Uno es un fervoroso lector de Baroja. Termino ayer su novela El árbol de la ciencia, con una cierta decepción, tal vez la primera con don Pío, después de la trilogía vasca, de las Memorias, de la serie el Mar, tan extraordinaria, de las maravillosas Memorias de un hombre de acción, etc.
La novela no acaba de ser buena, redonda, ni siquiera creíble, y se ha quedado muy acartonada, encajada entre las diversas tesis que maneja, convertida más en esperpento que en novela. Viene a ser una escritura paródica, que sólo se salva por la descripción de tipos, la agilidad narrativa cuando escapa a los momentos de tesis, la descripción de paisajes y ambientes, en la que la mano de Baroja es la de siempre.
No es que lo que cuenta no sea verosímil, es la forma en que sucede, en que se cuenta, lo que falla, lo que no se acaba de creer y eso precisamente tratándose de Baroja es lo extraordinario, que falle la narración. Aunque está lleno de aciertos, y las cien primeras páginas son extraordinarias, se anquilosa rápidamente y acaba en una decepción. Ni siquiera el tratamiento que se da al hombres desesperado redimido por el amor, resulta convincente, pues desde que el amor aparece sabe el lector que le espera, para encajar con la tesis tremendista el más feroz de los batacazos.
Arranca de forma espléndida con la descripción de la vida de Andrés Hurtado y el peregrinaje constante de personajes que van desfilando por delante del lector, página a página, algunos verdaderamente extraordinarios como Lulú. Mucho más esquemáticos y arquetípicos los demás, como colocados al servicio de la tesis, de la discusión teórica entre tío y sobrino con que la novela se partirá hacia la mitad. Se parte, se frena y se enfría. Tal vez lo que más molesta es la constante presencia del narrador manejando los acontecimientos al servicio de lo que quiere demostrar, careciendo los personajes de autonomía alguna. Todo es demasiado unilateral, esquemático, ajustado a lo que se persigue: la demostración de la negrura y absurdez, crueldad y sinsentido de la vida.
Otro inconveniente enorme es la proyección de esa misma tesis (la negrura y absurdez de la vida) sobre España, de una manera muy noventayochista (como es lógico por otra parte, pero aquí con tan poca sutilidad que molesta verdaderamente mucho). El protagonista vive sumido en la depresión, consciente de la inutilidad de todo esfuerzo, deseando la revolución y esto se desarrolla a su vez en otro pozo negro que es la propia España dónde nada sirve, nada hay, todo es inútil. La narración está al servicio de la demostración y el sostenimiento de semejante tesis, de una forma pertinaz, constante, tan arbitraria, tan sesgada, que se torna burda, tosca.

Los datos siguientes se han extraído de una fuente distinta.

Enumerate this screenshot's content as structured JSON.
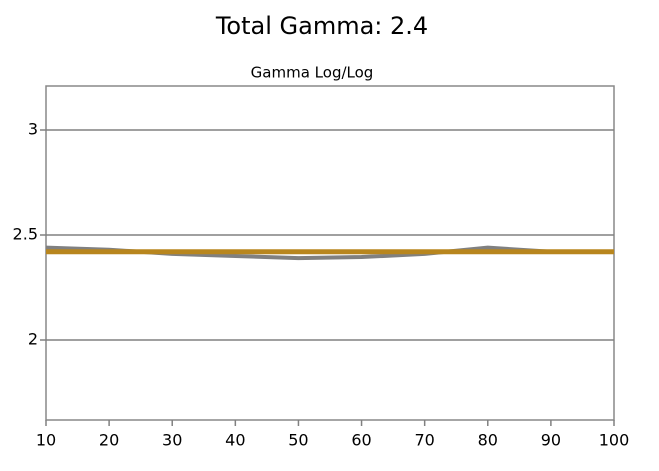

Se aceptaría el retrato de los bajos fondos, el retrato de un personaje neurótico y depresivo, el derecho del autor a escribir un esperpento, poniendo la lupa sobre ciertos aspectos de la vida social a los que voluntariamente se limita, aumentándolos de manera desproporcionada. Pero resulta tremendamente artificial y forzada la proyección de ese esperpento sobre toda España, como si de una demonstración se tratara. La vida de Andrés Hurtado es así porque se desarrolla en un país que es su propio reflejo, que no tiene remedio, en el que no hay nada que hacer. En esto la visión del escritor es sorprendentemente miope, deformante, limitada y falta de todo matiz. Quien haya leído a don Pío sabe que es gruñón y pesimista, pero aquí estos rasgos predominan de tal forma que torpedean la obra, entorpecen al escritor, pesan sobre la narración hasta hundirla.
El esperpento en que se condensa la descripción de la sociedad por la que se mueve Andrés Hurtado, brillantemente narrado, cuando se proyecta sobre el resto del país, sobre la totalidad, para explicarlo o justificarlo, resulta excesivamente forzado y esquemático y acartona la novela hasta hacerla completamente rígida y poco creíble. Resulta decepcionante y por eso tal vez, para introducir a Baroja, la novela puede no ser la más adecuada, pues desanimará sin duda al lector novel de emprender futuras lecturas.
Para concluir, ni como esperpento, pues tendría que exagerar más todavía, al modo de Valle Inclán, ni como novela es una obra acabada y redonda. Además, el paso del tiempo y lo que sabemos tanto sobre la Restauración como sobre la generación del noventa y ocho contribuyen a poner evidencia su artificio, su voluntaria y arbitraria desfiguración de la realidad al servicio de un sentimiento de pesimismo no necesariamente fundado sobre elementos objetivos, racionales, que pudieran de alguna forma justificarlo. No es el gran Baroja que conocíamos, pero así es la vida. Hasta don Pío tenía que pinchar alguna vez.